AMIGOS IMAGINÁRIOS
Almoçamos junto em um restaurante, às vezes tomamos um café; em raras ocasiões acertamos as agendas para o cinema ou happy hour, sempre curta – daí a pouco já estamos cada qual em sua casa. Não mais do que isso, há anos, mas estes encontros quase regulares acabaram criando, entre eu e ela, uma amizade cheia de bons segredos e silêncios. Nunca fui à casa de minha amiga, nem ela foi à minha: melhor talvez seja apenas imaginar as pequenas intimidades, a plantinha na área de serviço, o livro à cabeceira, o tipo de almofadas sobre o sofá, o canal em que a televisão está ligada. E mais: nem conhecemos os amigos e amigas um do outro. Ela me fala de alguns e eu faço o mesmo sobre os meus, mas são turmas diferentes, que nunca se encontram e talvez tenham pouco a se dizer quando se encontrarem. Porque a amizade é entre eu e ela - simples. E sabemos bem um do outro: há tantos anos conversando sobre os filmes que vemos, os romances sendo lidos, as pessoas com quem saímos, a psicologia dos cafés, a filosofia dos bares, algumas paixões comuns, a vida.
Bons amigos, ela e eu. Talvez um pouco solitários.
E então hoje.
De repente ela me contou, enquanto almoçávamos num restaurante que eu havia sugerido, que há anos tinha alguns amigos imaginários. O quê? - eu perguntei. Amigos imaginários, ela repetiu. Amigos com quem converso quando estou sozinha, completou.
Eu dei uma gargalhada tão alta que as pessoas das mesas próximas se voltaram para ver o que acontecia. Ela enrubesceu e deu às pessoas um breve olhar que parecia pedir desculpas.
“Amigos imaginários! Tu? Que bobagem!” – disse eu, enquanto continuava a rir.
Ela não riu. Permaneceu séria, como se estivesse prestes a dizer algo importante.
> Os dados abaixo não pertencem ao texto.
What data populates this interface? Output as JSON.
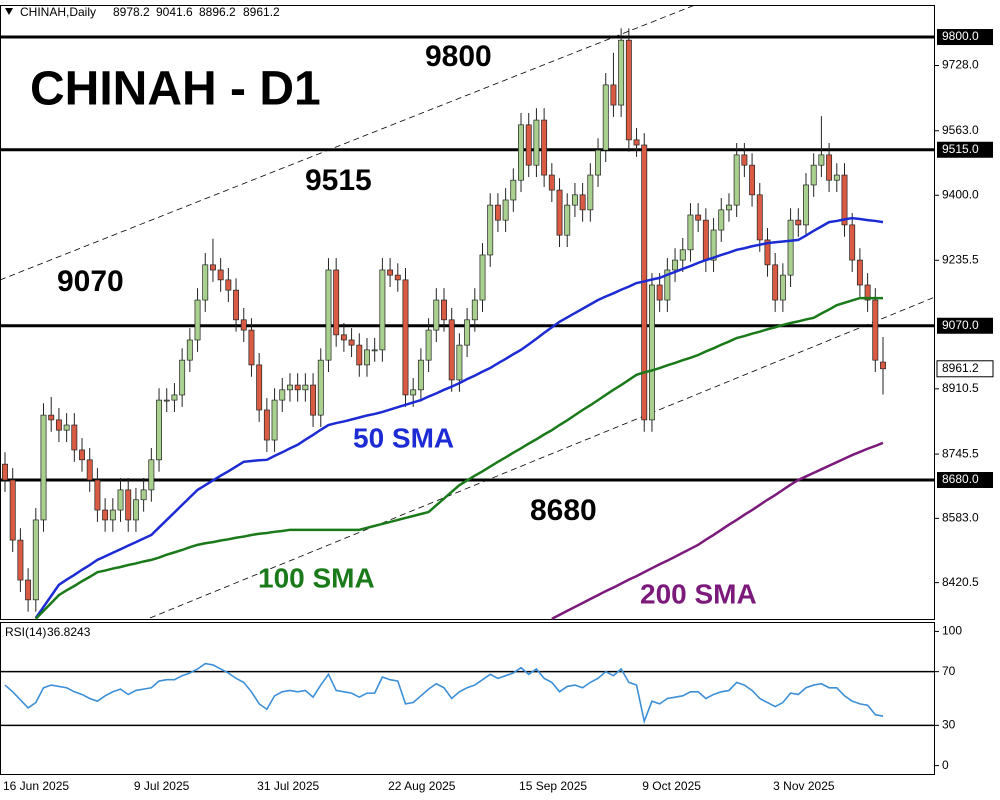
{
  "chart_data": [
    {
      "type": "candlestick",
      "symbol": "CHINAH,Daily",
      "title": "CHINAH - D1",
      "categories": [
        "16 Jun 2025",
        null,
        null,
        null,
        null,
        null,
        null,
        null,
        null,
        null,
        null,
        null,
        null,
        null,
        null,
        null,
        null,
        "9 Jul 2025",
        null,
        null,
        null,
        null,
        null,
        null,
        null,
        null,
        null,
        null,
        null,
        null,
        null,
        null,
        null,
        "31 Jul 2025",
        null,
        null,
        null,
        null,
        null,
        null,
        null,
        null,
        null,
        null,
        null,
        null,
        null,
        null,
        null,
        null,
        "22 Aug 2025",
        null,
        null,
        null,
        null,
        null,
        null,
        null,
        null,
        null,
        null,
        null,
        null,
        null,
        null,
        null,
        null,
        "15 Sep 2025",
        null,
        null,
        null,
        null,
        null,
        null,
        null,
        null,
        null,
        null,
        null,
        null,
        null,
        null,
        null,
        "9 Oct 2025",
        null,
        null,
        null,
        null,
        null,
        null,
        null,
        null,
        null,
        null,
        null,
        null,
        null,
        null,
        null,
        null,
        "3 Nov 2025",
        null,
        null,
        null,
        null,
        null,
        null,
        null,
        null,
        null,
        null,
        null,
        null,
        null,
        null
      ],
      "open": [
        8720,
        8680,
        8528,
        8427,
        8377,
        8579,
        8844,
        8832,
        8806,
        8819,
        8756,
        8731,
        8680,
        8604,
        8579,
        8604,
        8655,
        8579,
        8630,
        8655,
        8731,
        8882,
        8882,
        8895,
        8983,
        9034,
        9135,
        9224,
        9211,
        9186,
        9160,
        9085,
        9059,
        8971,
        8857,
        8781,
        8882,
        8908,
        8920,
        8908,
        8920,
        8844,
        8983,
        9211,
        9047,
        9034,
        9021,
        8971,
        9009,
        9009,
        9211,
        9198,
        9186,
        8895,
        8908,
        8983,
        9059,
        9135,
        9085,
        8933,
        9021,
        9085,
        9135,
        9249,
        9375,
        9337,
        9388,
        9438,
        9578,
        9476,
        9590,
        9451,
        9413,
        9299,
        9375,
        9401,
        9363,
        9451,
        9514,
        9679,
        9628,
        9792,
        9540,
        9527,
        8832,
        9173,
        9135,
        9211,
        9236,
        9262,
        9350,
        9337,
        9236,
        9312,
        9363,
        9375,
        9502,
        9476,
        9401,
        9287,
        9224,
        9135,
        9198,
        9337,
        9325,
        9426,
        9476,
        9502,
        9438,
        9451,
        9325,
        9236,
        9173,
        9135,
        8978.2
      ],
      "high": [
        8750,
        8710,
        8558,
        8457,
        8609,
        8874,
        8890,
        8862,
        8849,
        8849,
        8786,
        8761,
        8710,
        8634,
        8634,
        8685,
        8685,
        8660,
        8685,
        8761,
        8912,
        8912,
        8925,
        9013,
        9064,
        9165,
        9254,
        9290,
        9241,
        9216,
        9190,
        9115,
        9089,
        9001,
        8887,
        8912,
        8938,
        8950,
        8950,
        8950,
        8950,
        9013,
        9241,
        9241,
        9077,
        9064,
        9051,
        9039,
        9039,
        9241,
        9241,
        9228,
        9216,
        8938,
        9013,
        9089,
        9165,
        9165,
        9115,
        9051,
        9115,
        9165,
        9279,
        9405,
        9405,
        9418,
        9468,
        9608,
        9608,
        9620,
        9620,
        9481,
        9443,
        9405,
        9431,
        9431,
        9481,
        9544,
        9709,
        9760,
        9822,
        9822,
        9570,
        9557,
        9203,
        9203,
        9241,
        9266,
        9292,
        9380,
        9380,
        9367,
        9342,
        9393,
        9405,
        9532,
        9532,
        9506,
        9431,
        9317,
        9254,
        9228,
        9367,
        9367,
        9456,
        9506,
        9600,
        9532,
        9481,
        9481,
        9355,
        9266,
        9203,
        9165,
        9041.6
      ],
      "low": [
        8650,
        8498,
        8397,
        8347,
        8347,
        8549,
        8802,
        8776,
        8776,
        8726,
        8701,
        8650,
        8574,
        8549,
        8549,
        8574,
        8549,
        8549,
        8600,
        8625,
        8701,
        8852,
        8852,
        8865,
        8953,
        9004,
        9105,
        9181,
        9156,
        9130,
        9055,
        9029,
        8941,
        8827,
        8751,
        8751,
        8852,
        8878,
        8878,
        8878,
        8814,
        8814,
        8953,
        9017,
        9004,
        8991,
        8941,
        8941,
        8979,
        8979,
        9168,
        9156,
        8865,
        8865,
        8878,
        8953,
        9029,
        9055,
        8903,
        8903,
        8991,
        9055,
        9105,
        9219,
        9307,
        9307,
        9358,
        9408,
        9446,
        9446,
        9421,
        9383,
        9269,
        9269,
        9345,
        9333,
        9333,
        9421,
        9484,
        9598,
        9598,
        9510,
        9497,
        8802,
        8802,
        9105,
        9105,
        9181,
        9206,
        9232,
        9307,
        9206,
        9206,
        9282,
        9333,
        9345,
        9446,
        9371,
        9257,
        9194,
        9105,
        9105,
        9168,
        9295,
        9295,
        9396,
        9446,
        9408,
        9408,
        9295,
        9206,
        9143,
        9105,
        8953,
        8896.2
      ],
      "close": [
        8680,
        8528,
        8427,
        8377,
        8579,
        8844,
        8832,
        8806,
        8819,
        8756,
        8731,
        8680,
        8604,
        8579,
        8604,
        8655,
        8579,
        8630,
        8655,
        8731,
        8882,
        8882,
        8895,
        8983,
        9034,
        9135,
        9224,
        9211,
        9186,
        9160,
        9085,
        9059,
        8971,
        8857,
        8781,
        8882,
        8908,
        8920,
        8908,
        8920,
        8844,
        8983,
        9211,
        9047,
        9034,
        9021,
        8971,
        9009,
        9009,
        9211,
        9198,
        9186,
        8895,
        8908,
        8983,
        9059,
        9135,
        9085,
        8933,
        9021,
        9085,
        9135,
        9249,
        9375,
        9337,
        9388,
        9438,
        9578,
        9476,
        9590,
        9451,
        9413,
        9299,
        9375,
        9401,
        9363,
        9451,
        9514,
        9679,
        9628,
        9792,
        9540,
        9527,
        8832,
        9173,
        9135,
        9211,
        9236,
        9262,
        9350,
        9337,
        9236,
        9312,
        9363,
        9375,
        9502,
        9476,
        9401,
        9287,
        9224,
        9135,
        9198,
        9337,
        9325,
        9426,
        9476,
        9502,
        9438,
        9451,
        9325,
        9236,
        9173,
        9135,
        8983,
        8961.2
      ],
      "color_up": "#a9d08e",
      "color_down": "#d95b43",
      "series": [
        {
          "name": "50 SMA",
          "color": "#1c2bd4",
          "values": [
            null,
            null,
            null,
            null,
            8331,
            8359,
            8387,
            8415,
            8428,
            8440,
            8453,
            8465,
            8478,
            8487,
            8496,
            8505,
            8514,
            8523,
            8532,
            8541,
            8560,
            8579,
            8598,
            8617,
            8636,
            8655,
            8667,
            8679,
            8691,
            8702,
            8714,
            8726,
            8728,
            8730,
            8731,
            8741,
            8750,
            8760,
            8769,
            8782,
            8794,
            8807,
            8819,
            8824,
            8828,
            8833,
            8838,
            8843,
            8847,
            8852,
            8858,
            8864,
            8870,
            8876,
            8882,
            8891,
            8899,
            8908,
            8916,
            8925,
            8935,
            8944,
            8954,
            8963,
            8975,
            8986,
            8998,
            9009,
            9023,
            9037,
            9052,
            9066,
            9080,
            9091,
            9102,
            9113,
            9124,
            9135,
            9144,
            9152,
            9161,
            9169,
            9178,
            9182,
            9187,
            9191,
            9199,
            9206,
            9214,
            9221,
            9229,
            9236,
            9242,
            9249,
            9255,
            9262,
            9266,
            9271,
            9275,
            9279,
            9281,
            9283,
            9285,
            9287,
            9298,
            9310,
            9321,
            9332,
            9335,
            9339,
            9342,
            9340,
            9337,
            9335,
            9332
          ]
        },
        {
          "name": "100 SMA",
          "color": "#1a7a1a",
          "values": [
            null,
            null,
            null,
            null,
            8329,
            8349,
            8369,
            8389,
            8401,
            8412,
            8424,
            8435,
            8447,
            8451,
            8456,
            8460,
            8465,
            8469,
            8474,
            8478,
            8484,
            8491,
            8497,
            8503,
            8510,
            8516,
            8520,
            8523,
            8527,
            8530,
            8534,
            8537,
            8541,
            8544,
            8546,
            8549,
            8551,
            8554,
            8554,
            8554,
            8554,
            8554,
            8554,
            8554,
            8554,
            8554,
            8554,
            8559,
            8564,
            8569,
            8574,
            8579,
            8584,
            8589,
            8594,
            8599,
            8616,
            8633,
            8650,
            8667,
            8679,
            8691,
            8702,
            8714,
            8726,
            8737,
            8749,
            8760,
            8772,
            8783,
            8795,
            8806,
            8819,
            8831,
            8844,
            8857,
            8869,
            8882,
            8895,
            8908,
            8920,
            8933,
            8946,
            8952,
            8957,
            8963,
            8970,
            8976,
            8983,
            8989,
            8996,
            9005,
            9013,
            9022,
            9030,
            9039,
            9044,
            9050,
            9055,
            9061,
            9066,
            9072,
            9077,
            9081,
            9086,
            9090,
            9101,
            9111,
            9122,
            9128,
            9134,
            9140,
            9140,
            9140,
            9140
          ]
        },
        {
          "name": "200 SMA",
          "color": "#7b1a7b",
          "values": [
            null,
            null,
            null,
            null,
            null,
            null,
            null,
            null,
            null,
            null,
            null,
            null,
            null,
            null,
            null,
            null,
            null,
            null,
            null,
            null,
            null,
            null,
            null,
            null,
            null,
            null,
            null,
            null,
            null,
            null,
            null,
            null,
            null,
            null,
            null,
            null,
            null,
            null,
            null,
            null,
            null,
            null,
            null,
            null,
            null,
            null,
            null,
            null,
            null,
            null,
            null,
            null,
            null,
            null,
            null,
            null,
            null,
            null,
            null,
            null,
            null,
            null,
            null,
            null,
            null,
            null,
            null,
            null,
            null,
            null,
            null,
            8329,
            8339,
            8349,
            8359,
            8369,
            8379,
            8389,
            8399,
            8408,
            8418,
            8428,
            8437,
            8447,
            8457,
            8467,
            8476,
            8486,
            8496,
            8506,
            8516,
            8529,
            8541,
            8554,
            8567,
            8579,
            8592,
            8604,
            8617,
            8630,
            8642,
            8655,
            8668,
            8680,
            8689,
            8698,
            8707,
            8716,
            8725,
            8734,
            8743,
            8751,
            8759,
            8766,
            8774
          ]
        }
      ],
      "levels": [
        {
          "value": 9800,
          "label": "9800.0"
        },
        {
          "value": 9515,
          "label": "9515.0"
        },
        {
          "value": 9070,
          "label": "9070.0"
        },
        {
          "value": 8680,
          "label": "8680.0"
        }
      ],
      "ylim": [
        8326,
        9881
      ],
      "yticks": [
        {
          "value": 9728,
          "label": "9728.0"
        },
        {
          "value": 9563,
          "label": "9563.0"
        },
        {
          "value": 9400,
          "label": "9400.0"
        },
        {
          "value": 9235.5,
          "label": "9235.5"
        },
        {
          "value": 8910.5,
          "label": "8910.5"
        },
        {
          "value": 8745.5,
          "label": "8745.5"
        },
        {
          "value": 8583,
          "label": "8583.0"
        },
        {
          "value": 8420.5,
          "label": "8420.5"
        }
      ]
    },
    {
      "type": "line",
      "name": "RSI(14)",
      "color": "#3d8fd6",
      "values": [
        60,
        55,
        49,
        43,
        47,
        58,
        60,
        59,
        58,
        55,
        53,
        50,
        48,
        52,
        55,
        57,
        53,
        56,
        57,
        58,
        63,
        64,
        64,
        67,
        69,
        72,
        76,
        75,
        72,
        69,
        65,
        62,
        55,
        46,
        42,
        52,
        55,
        56,
        55,
        56,
        51,
        60,
        68,
        56,
        55,
        54,
        51,
        54,
        54,
        66,
        64,
        63,
        46,
        47,
        52,
        57,
        61,
        58,
        50,
        55,
        58,
        60,
        64,
        68,
        65,
        67,
        69,
        73,
        68,
        72,
        65,
        62,
        55,
        59,
        60,
        58,
        62,
        65,
        70,
        67,
        72,
        62,
        60,
        33,
        48,
        46,
        50,
        51,
        52,
        55,
        55,
        50,
        53,
        55,
        56,
        62,
        60,
        56,
        50,
        47,
        44,
        47,
        54,
        53,
        58,
        60,
        61,
        58,
        58,
        52,
        48,
        46,
        45,
        38,
        36.8243
      ],
      "levels": [
        70,
        30
      ],
      "ylim": [
        -7,
        107
      ],
      "yticks": [
        100,
        70,
        30,
        0
      ]
    }
  ]
}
“Mas eles existem!” – explicou, tentando a serenidade que minha risada não deixava – “Tu, por exemplo, és um deles...”
Então eu ri ainda mais alto, uma gargalhada que não conseguia parar – e o olhar dela para mim era de um desapontamento profundo, de uma amizade que de repente se terminava. Eu ria, ria, o riso era mais forte do que eu, incontido, enquanto ela seguia em seu silêncio sério.
E eu só fazia gargalhar daquela grande bobagem.
Mas quando olhei para as minhas mãos e percebi que elas começavam a desaparecer, parei de rir.